Attribuì le carenze attuali a una “recrudescente ostilità imperialista” e al blocco economico, che, affermò, tenta di “sottomettere” Cuba attraverso la via della scarsità e della fame.
Díaz-Canel ha riconosciuto che le difficoltà si sono amplificate, ma ha affermato che la storia del paese dimostra che “con unità e obiettivi chiari, si possono superare tutti gli impossibili”.
Rivendicò i 67 anni di ciò che chiamò “resistenza creativa” e assicurò che Cuba ha risposto ai tentativi di soffocamento con maggiore scienza, salute, educazione e arte. Difese anche il carattere solidale del paese e affermò che l’isola condivide anche “ciò che le manca” con altri popoli.
Il messaggio si è concluso con una riaffermazione di lealtà ai principi che, secondo quanto dichiarato, ha lasciato il dittatore Fidel Castro (1926-2016) e che il Governo assicura di difendere in vista del centenario della sua nascita.

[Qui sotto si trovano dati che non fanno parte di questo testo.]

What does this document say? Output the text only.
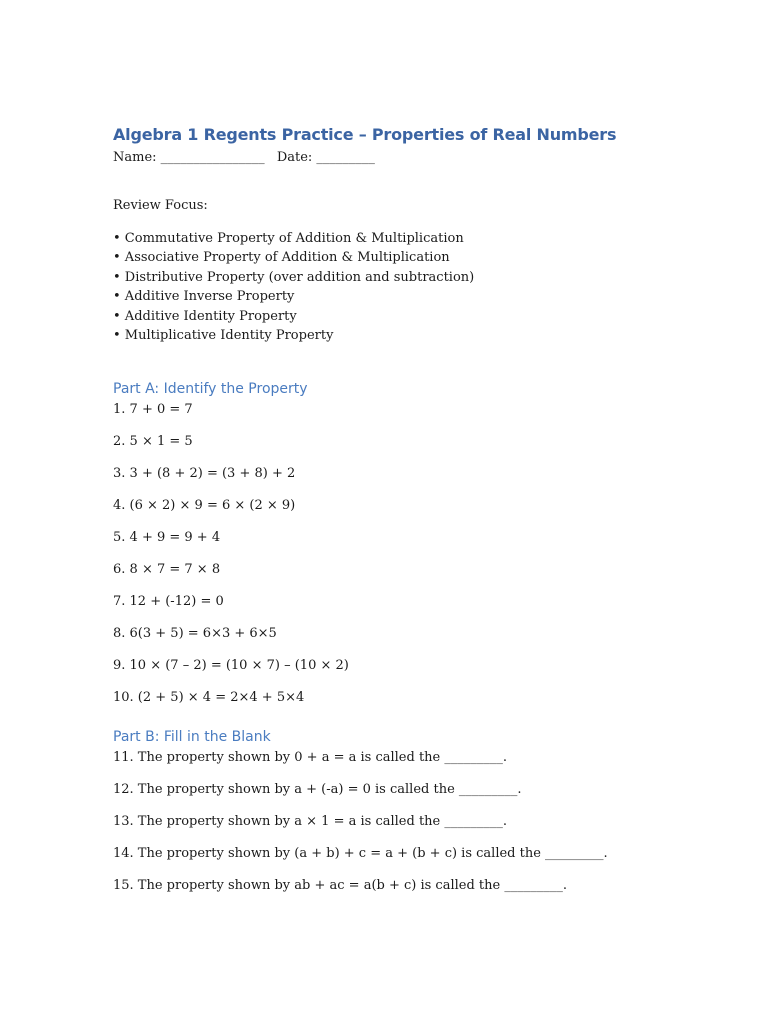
Algebra 1 Regents Practice – Properties of Real Numbers
Name: ________________ Date: _________
Review Focus:
• Commutative Property of Addition & Multiplication
• Associative Property of Addition & Multiplication
• Distributive Property (over addition and subtraction)
• Additive Inverse Property
• Additive Identity Property
• Multiplicative Identity Property
Part A: Identify the Property
1. 7 + 0 = 7
2. 5 × 1 = 5
3. 3 + (8 + 2) = (3 + 8) + 2
4. (6 × 2) × 9 = 6 × (2 × 9)
5. 4 + 9 = 9 + 4
6. 8 × 7 = 7 × 8
7. 12 + (-12) = 0
8. 6(3 + 5) = 6×3 + 6×5
9. 10 × (7 – 2) = (10 × 7) – (10 × 2)
10. (2 + 5) × 4 = 2×4 + 5×4
Part B: Fill in the Blank
11. The property shown by 0 + a = a is called the _________.
12. The property shown by a + (-a) = 0 is called the _________.
13. The property shown by a × 1 = a is called the _________.
14. The property shown by (a + b) + c = a + (b + c) is called the _________.
15. The property shown by ab + ac = a(b + c) is called the _________.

Tuttavia, la pubblicazione ha generato un'ondata di reazioni critiche. Numerosi utenti hanno definito il messaggio cinico e scollegato dalla realtà.
Alcuni hanno sottolineato che “non c'è nulla da celebrare” dopo 67 anni di crisi, mentre altri hanno richiesto soluzioni concrete invece di slogan.
Commenti ricorrenti hanno fatto riferimento alla scarsità di cibo, ai blackout, alla mancanza di medicine, ai crolli di abitazioni e alla povertà diffusa.
Vari internauti hanno messo in discussione l'uso del concetto di dignità, ironizzando con frasi come “mangiate dignità” o “risplendete di dignità”, mentre altri hanno incolpato direttamente il Partito Comunista per la policrisi imperante nel paese.
Ci sono stati anche coloro che hanno sostenuto che il cosiddetto "trionfo" della Rivoluzione fosse, in realtà, la distruzione di Cuba e hanno espresso il desiderio che l'anniversario giunga a una fine definitiva.